Body and Book

          Cambium bands, my wanderness wilderings…
               why are you swaddled in water weeds, book?
                              Your mound opens, freshly. Bottom feeder,
                                                  born with a knotted tongue, I bow to you,
                                                                      child of whatness. Changing your rice paper
                                     underpants I notice a foul gash and stitch you
                              with a fox-bone needle. I press a milkweed pack.
                                        You lengthen into me and my chest
                              becomes a maiden’s cones, hair in spit curls,
thighs locked and back arching.
                                                                      Hold me tight as we dance, hermaphrodite,
                                                  your pages encrusted with salty mucus.
                                                  Milkweed runs rivulets. Sign of light,
                                        being in water hoops, asleep I read
                                                                      sumacs for pillows. Like Ezekiel’s wheel
a painting descends from the sky,
                                                  snapping limbs.
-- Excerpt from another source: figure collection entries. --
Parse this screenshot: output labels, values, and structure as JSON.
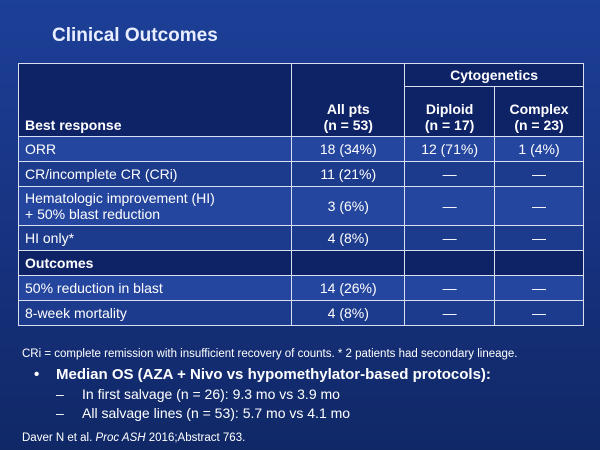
{
  "title": "Clinical Outcomes",
  "table": {
    "headers": {
      "cytogenetics": "Cytogenetics",
      "best_response": "Best response",
      "all_pts": "All pts",
      "all_pts_n": "(n = 53)",
      "diploid": "Diploid",
      "diploid_n": "(n = 17)",
      "complex": "Complex",
      "complex_n": "(n = 23)"
    },
    "rows": [
      {
        "label": "ORR",
        "all": "18 (34%)",
        "diploid": "12 (71%)",
        "complex": "1 (4%)"
      },
      {
        "label": "CR/incomplete CR (CRi)",
        "all": "11 (21%)",
        "diploid": "—",
        "complex": "—"
      },
      {
        "label_line1": "Hematologic improvement (HI)",
        "label_line2": "+ 50% blast reduction",
        "all": "3 (6%)",
        "diploid": "—",
        "complex": "—"
      },
      {
        "label": "HI only*",
        "all": "4 (8%)",
        "diploid": "—",
        "complex": "—"
      }
    ],
    "section": "Outcomes",
    "outcome_rows": [
      {
        "label": "50% reduction in blast",
        "all": "14 (26%)",
        "diploid": "—",
        "complex": "—"
      },
      {
        "label": "8-week mortality",
        "all": "4 (8%)",
        "diploid": "—",
        "complex": "—"
      }
    ]
  },
  "footnote": "CRi = complete remission with insufficient recovery of counts. * 2 patients had secondary lineage.",
  "bullet": {
    "mark": "•",
    "text": "Median OS (AZA + Nivo vs hypomethylator-based protocols):",
    "subs": [
      {
        "dash": "–",
        "text": "In first salvage (n = 26): 9.3 mo vs 3.9 mo"
      },
      {
        "dash": "–",
        "text": "All salvage lines (n = 53): 5.7 mo  vs 4.1 mo"
      }
    ]
  },
  "citation": {
    "prefix": "Daver N et al. ",
    "journal": "Proc ASH",
    "suffix": " 2016;Abstract 763."
  }
}
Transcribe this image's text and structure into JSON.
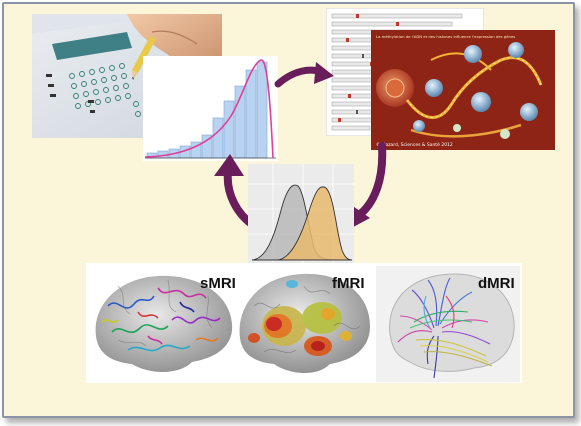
{
  "panels": {
    "questionnaire": {
      "kind": "photo"
    },
    "histogram": {
      "kind": "chart"
    },
    "genome": {
      "kind": "illustration",
      "caption_title": "La méthylation de l'ADN et des histones influence l'expression des gènes",
      "credit": "© Hazard, Sciences & Santé 2012"
    },
    "density": {
      "kind": "chart"
    },
    "smri": {
      "label": "sMRI"
    },
    "fmri": {
      "label": "fMRI"
    },
    "dmri": {
      "label": "dMRI"
    }
  },
  "colors": {
    "background": "#fbf5da",
    "border": "#8a94a6",
    "arrow": "#6a1d5b",
    "curve": "#e23e9a",
    "bars": "#b8d3f1",
    "density_grey": "#b9b9b9",
    "density_orange": "#e8b96d"
  }
}
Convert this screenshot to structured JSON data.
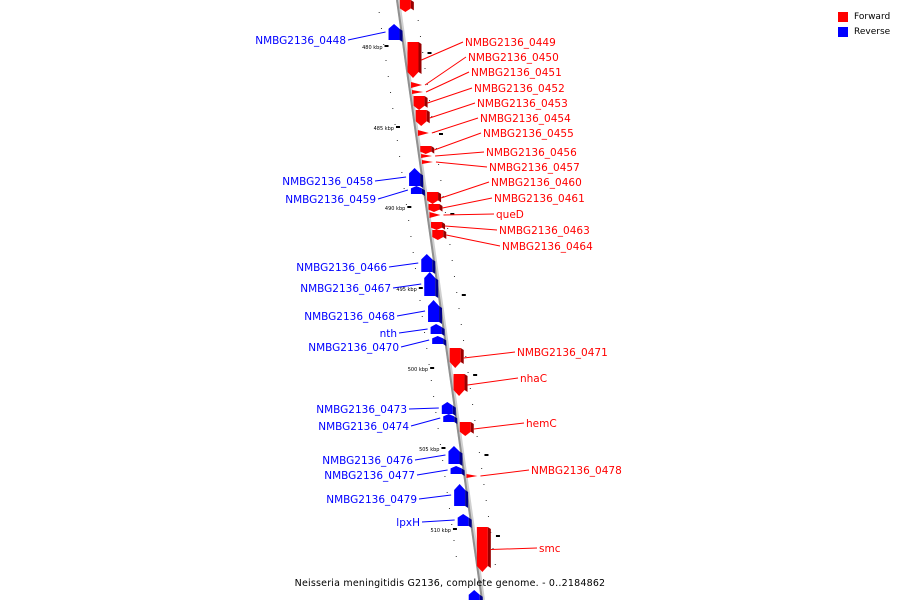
{
  "caption": "Neisseria meningitidis G2136, complete genome. - 0..2184862",
  "colors": {
    "forward": "#ff0000",
    "reverse": "#0000ff",
    "axis": "#909090"
  },
  "legend": [
    {
      "label": "Forward",
      "color": "#ff0000"
    },
    {
      "label": "Reverse",
      "color": "#0000ff"
    }
  ],
  "kbp_ticks": [
    "480 kbp",
    "485 kbp",
    "490 kbp",
    "495 kbp",
    "500 kbp",
    "505 kbp",
    "510 kbp"
  ],
  "forward_genes": [
    "NMBG2136_0449",
    "NMBG2136_0450",
    "NMBG2136_0451",
    "NMBG2136_0452",
    "NMBG2136_0453",
    "NMBG2136_0454",
    "NMBG2136_0455",
    "NMBG2136_0456",
    "NMBG2136_0457",
    "NMBG2136_0460",
    "NMBG2136_0461",
    "queD",
    "NMBG2136_0463",
    "NMBG2136_0464",
    "NMBG2136_0471",
    "nhaC",
    "hemC",
    "NMBG2136_0478",
    "smc"
  ],
  "reverse_genes": [
    "NMBG2136_0448",
    "NMBG2136_0458",
    "NMBG2136_0459",
    "NMBG2136_0466",
    "NMBG2136_0467",
    "NMBG2136_0468",
    "nth",
    "NMBG2136_0470",
    "NMBG2136_0473",
    "NMBG2136_0474",
    "NMBG2136_0476",
    "NMBG2136_0477",
    "NMBG2136_0479",
    "lpxH"
  ]
}
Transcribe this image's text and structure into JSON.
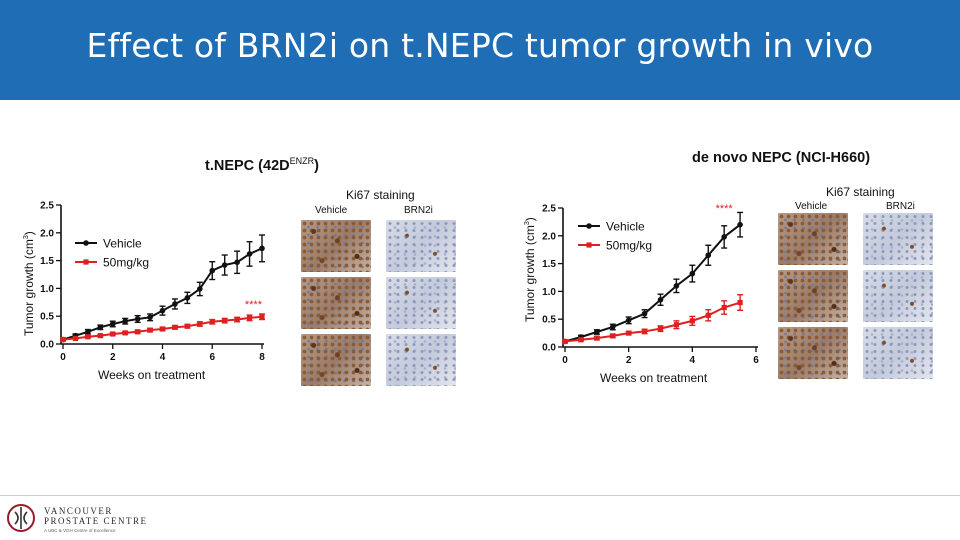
{
  "slide": {
    "title": "Effect of BRN2i on t.NEPC tumor growth in vivo",
    "header_color": "#1f6db5"
  },
  "left_panel": {
    "title_main": "t.NEPC (42D",
    "title_sup": "ENZR",
    "title_close": ")",
    "ylabel_main": "Tumor growth (cm",
    "ylabel_sup": "3",
    "ylabel_close": ")",
    "xlabel": "Weeks on treatment",
    "significance": "****",
    "staining_title": "Ki67 staining",
    "staining_col_vehicle": "Vehicle",
    "staining_col_brn2i": "BRN2i"
  },
  "right_panel": {
    "title": "de novo NEPC (NCI-H660)",
    "ylabel_main": "Tumor growth (cm",
    "ylabel_sup": "3",
    "ylabel_close": ")",
    "xlabel": "Weeks on treatment",
    "significance": "****",
    "staining_title": "Ki67 staining",
    "staining_col_vehicle": "Vehicle",
    "staining_col_brn2i": "BRN2i"
  },
  "logo": {
    "line1": "VANCOUVER",
    "line2": "PROSTATE CENTRE",
    "line3": "A UBC & VGH Centre of Excellence"
  },
  "chart_data": [
    {
      "type": "line",
      "xlim": [
        0,
        8
      ],
      "ylim": [
        0,
        2.5
      ],
      "xticks": [
        0,
        2,
        4,
        6,
        8
      ],
      "yticks": [
        0.0,
        0.5,
        1.0,
        1.5,
        2.0,
        2.5
      ],
      "ytick_labels": [
        "0.0",
        "0.5",
        "1.0",
        "1.5",
        "2.0",
        "2.5"
      ],
      "legend_position": "top-left",
      "series": [
        {
          "name": "Vehicle",
          "color": "#111111",
          "x": [
            0,
            0.5,
            1,
            1.5,
            2,
            2.5,
            3,
            3.5,
            4,
            4.5,
            5,
            5.5,
            6,
            6.5,
            7,
            7.5,
            8
          ],
          "y": [
            0.08,
            0.15,
            0.22,
            0.3,
            0.36,
            0.41,
            0.45,
            0.48,
            0.6,
            0.72,
            0.83,
            0.99,
            1.32,
            1.42,
            1.47,
            1.62,
            1.72
          ],
          "err": [
            0.02,
            0.03,
            0.04,
            0.04,
            0.05,
            0.05,
            0.06,
            0.06,
            0.08,
            0.09,
            0.1,
            0.12,
            0.16,
            0.18,
            0.2,
            0.22,
            0.24
          ]
        },
        {
          "name": "50mg/kg",
          "color": "#e02020",
          "x": [
            0,
            0.5,
            1,
            1.5,
            2,
            2.5,
            3,
            3.5,
            4,
            4.5,
            5,
            5.5,
            6,
            6.5,
            7,
            7.5,
            8
          ],
          "y": [
            0.08,
            0.1,
            0.13,
            0.15,
            0.18,
            0.2,
            0.22,
            0.25,
            0.27,
            0.3,
            0.32,
            0.36,
            0.4,
            0.42,
            0.44,
            0.47,
            0.49
          ],
          "err": [
            0.01,
            0.01,
            0.02,
            0.02,
            0.02,
            0.02,
            0.03,
            0.03,
            0.03,
            0.03,
            0.03,
            0.04,
            0.04,
            0.04,
            0.04,
            0.05,
            0.05
          ]
        }
      ]
    },
    {
      "type": "line",
      "xlim": [
        0,
        6
      ],
      "ylim": [
        0,
        2.5
      ],
      "xticks": [
        0,
        2,
        4,
        6
      ],
      "yticks": [
        0.0,
        0.5,
        1.0,
        1.5,
        2.0,
        2.5
      ],
      "ytick_labels": [
        "0.0",
        "0.5",
        "1.0",
        "1.5",
        "2.0",
        "2.5"
      ],
      "legend_position": "top-left",
      "series": [
        {
          "name": "Vehicle",
          "color": "#111111",
          "x": [
            0,
            0.5,
            1,
            1.5,
            2,
            2.5,
            3,
            3.5,
            4,
            4.5,
            5,
            5.5
          ],
          "y": [
            0.1,
            0.18,
            0.27,
            0.36,
            0.48,
            0.6,
            0.85,
            1.1,
            1.32,
            1.65,
            1.98,
            2.2
          ],
          "err": [
            0.02,
            0.03,
            0.04,
            0.05,
            0.06,
            0.07,
            0.1,
            0.12,
            0.15,
            0.18,
            0.2,
            0.22
          ]
        },
        {
          "name": "50mg/kg",
          "color": "#e02020",
          "x": [
            0,
            0.5,
            1,
            1.5,
            2,
            2.5,
            3,
            3.5,
            4,
            4.5,
            5,
            5.5
          ],
          "y": [
            0.1,
            0.13,
            0.16,
            0.2,
            0.25,
            0.28,
            0.33,
            0.4,
            0.47,
            0.57,
            0.71,
            0.8
          ],
          "err": [
            0.02,
            0.02,
            0.03,
            0.03,
            0.03,
            0.04,
            0.05,
            0.07,
            0.08,
            0.1,
            0.12,
            0.14
          ]
        }
      ]
    }
  ]
}
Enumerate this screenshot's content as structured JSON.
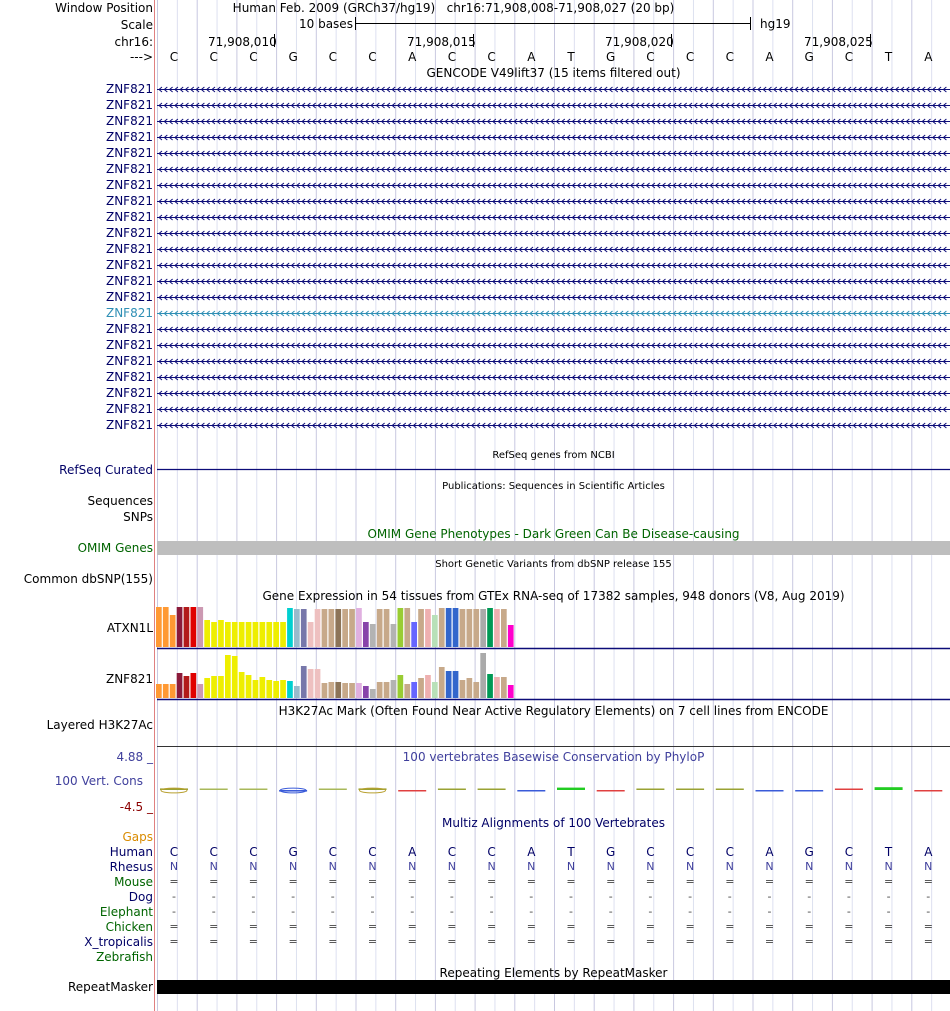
{
  "header": {
    "window_position_label": "Window Position",
    "window_position_text": "Human Feb. 2009 (GRCh37/hg19)   chr16:71,908,008-71,908,027 (20 bp)",
    "scale_label": "Scale",
    "scale_text": "10 bases",
    "assembly": "hg19",
    "chrom_label": "chr16:",
    "strand_label": "--->",
    "ticks": [
      "71,908,010",
      "71,908,015",
      "71,908,020",
      "71,908,025"
    ]
  },
  "sequence": [
    "C",
    "C",
    "C",
    "G",
    "C",
    "C",
    "A",
    "C",
    "C",
    "A",
    "T",
    "G",
    "C",
    "C",
    "C",
    "A",
    "G",
    "C",
    "T",
    "A"
  ],
  "gencode": {
    "title": "GENCODE V49lift37 (15 items filtered out)",
    "rows": [
      "ZNF821",
      "ZNF821",
      "ZNF821",
      "ZNF821",
      "ZNF821",
      "ZNF821",
      "ZNF821",
      "ZNF821",
      "ZNF821",
      "ZNF821",
      "ZNF821",
      "ZNF821",
      "ZNF821",
      "ZNF821",
      "ZNF821",
      "ZNF821",
      "ZNF821",
      "ZNF821",
      "ZNF821",
      "ZNF821",
      "ZNF821",
      "ZNF821"
    ],
    "highlight_index": 14
  },
  "refseq": {
    "title": "RefSeq genes from NCBI",
    "label": "RefSeq Curated"
  },
  "publications": {
    "title": "Publications: Sequences in Scientific Articles",
    "label": "Sequences"
  },
  "snps": {
    "label": "SNPs"
  },
  "omim": {
    "title": "OMIM Gene Phenotypes - Dark Green Can Be Disease-causing",
    "label": "OMIM Genes"
  },
  "dbsnp": {
    "title": "Short Genetic Variants from dbSNP release 155",
    "label": "Common dbSNP(155)"
  },
  "gtex": {
    "title": "Gene Expression in 54 tissues from GTEx RNA-seq of 17382 samples, 948 donors (V8, Aug 2019)",
    "colors": [
      "#ff9933",
      "#ff9933",
      "#ff9933",
      "#8b1a3a",
      "#b21a1a",
      "#e00000",
      "#cc99b2",
      "#eeee00",
      "#eeee00",
      "#eeee00",
      "#eeee00",
      "#eeee00",
      "#eeee00",
      "#eeee00",
      "#eeee00",
      "#eeee00",
      "#eeee00",
      "#eeee00",
      "#eeee00",
      "#00d0d0",
      "#99bbcc",
      "#7777aa",
      "#eec0c0",
      "#eec0c0",
      "#c7a98a",
      "#c7a98a",
      "#8c7458",
      "#c7a98a",
      "#c7a98a",
      "#e0b0e0",
      "#8844aa",
      "#b3b3b3",
      "#c7a98a",
      "#c7a98a",
      "#b3b3b3",
      "#99cc33",
      "#c7a98a",
      "#6666ff",
      "#c7a98a",
      "#eeb0b0",
      "#b8e0b8",
      "#c7a98a",
      "#3366cc",
      "#3366cc",
      "#c7a98a",
      "#c7a98a",
      "#c7a98a",
      "#aaaaaa",
      "#009955",
      "#eeb0b0",
      "#c7a98a",
      "#ff00cc"
    ],
    "genes": [
      {
        "name": "ATXN1L",
        "values": [
          40,
          40,
          32,
          40,
          40,
          40,
          40,
          27,
          25,
          27,
          25,
          25,
          25,
          25,
          25,
          25,
          25,
          25,
          25,
          39,
          38,
          38,
          25,
          38,
          38,
          38,
          38,
          38,
          38,
          39,
          25,
          23,
          38,
          38,
          23,
          39,
          39,
          25,
          38,
          38,
          32,
          39,
          39,
          39,
          38,
          38,
          38,
          38,
          39,
          38,
          38,
          22
        ]
      },
      {
        "name": "ZNF821",
        "values": [
          14,
          14,
          14,
          25,
          22,
          25,
          14,
          20,
          22,
          22,
          43,
          42,
          26,
          23,
          18,
          21,
          18,
          17,
          18,
          17,
          12,
          32,
          29,
          29,
          15,
          16,
          16,
          15,
          15,
          15,
          12,
          9,
          16,
          16,
          18,
          23,
          14,
          16,
          20,
          23,
          16,
          31,
          27,
          27,
          18,
          20,
          16,
          45,
          24,
          21,
          21,
          13
        ]
      }
    ]
  },
  "h3k27ac": {
    "title": "H3K27Ac Mark (Often Found Near Active Regulatory Elements) on 7 cell lines from ENCODE",
    "label": "Layered H3K27Ac"
  },
  "phylop": {
    "title": "100 vertebrates Basewise Conservation by PhyloP",
    "label": "100 Vert. Cons",
    "max_label": "4.88 _",
    "min_label": "-4.5 _",
    "scores": [
      0.4,
      0.2,
      0.2,
      -0.4,
      0.2,
      0.4,
      -0.2,
      0.2,
      0.2,
      -0.15,
      0.6,
      -0.3,
      0.2,
      0.2,
      0.2,
      -0.2,
      -0.3,
      0.2,
      0.7,
      -0.2
    ]
  },
  "multiz": {
    "title": "Multiz Alignments of 100 Vertebrates",
    "gaps_label": "Gaps",
    "species": [
      {
        "name": "Human",
        "bases": [
          "C",
          "C",
          "C",
          "G",
          "C",
          "C",
          "A",
          "C",
          "C",
          "A",
          "T",
          "G",
          "C",
          "C",
          "C",
          "A",
          "G",
          "C",
          "T",
          "A"
        ]
      },
      {
        "name": "Rhesus",
        "bases": [
          "N",
          "N",
          "N",
          "N",
          "N",
          "N",
          "N",
          "N",
          "N",
          "N",
          "N",
          "N",
          "N",
          "N",
          "N",
          "N",
          "N",
          "N",
          "N",
          "N"
        ]
      },
      {
        "name": "Mouse",
        "bases": [
          "=",
          "=",
          "=",
          "=",
          "=",
          "=",
          "=",
          "=",
          "=",
          "=",
          "=",
          "=",
          "=",
          "=",
          "=",
          "=",
          "=",
          "=",
          "=",
          "="
        ]
      },
      {
        "name": "Dog",
        "bases": [
          "-",
          "-",
          "-",
          "-",
          "-",
          "-",
          "-",
          "-",
          "-",
          "-",
          "-",
          "-",
          "-",
          "-",
          "-",
          "-",
          "-",
          "-",
          "-",
          "-"
        ]
      },
      {
        "name": "Elephant",
        "bases": [
          "-",
          "-",
          "-",
          "-",
          "-",
          "-",
          "-",
          "-",
          "-",
          "-",
          "-",
          "-",
          "-",
          "-",
          "-",
          "-",
          "-",
          "-",
          "-",
          "-"
        ]
      },
      {
        "name": "Chicken",
        "bases": [
          "=",
          "=",
          "=",
          "=",
          "=",
          "=",
          "=",
          "=",
          "=",
          "=",
          "=",
          "=",
          "=",
          "=",
          "=",
          "=",
          "=",
          "=",
          "=",
          "="
        ]
      },
      {
        "name": "X_tropicalis",
        "bases": [
          "=",
          "=",
          "=",
          "=",
          "=",
          "=",
          "=",
          "=",
          "=",
          "=",
          "=",
          "=",
          "=",
          "=",
          "=",
          "=",
          "=",
          "=",
          "=",
          "="
        ]
      },
      {
        "name": "Zebrafish",
        "bases": []
      }
    ]
  },
  "repeatmasker": {
    "title": "Repeating Elements by RepeatMasker",
    "label": "RepeatMasker"
  }
}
In a poplar grove ink
                                                                                   babies float down unrolling the canvas
                                                                                          in tandem, a massive sheet revealed
                                                            by spidery lightning, whipped by gusts.
                                                                      Embers of characters burn on tree
                                        stump faces—I praise these ideogram lines,
                                        engraving language in sick heartwood.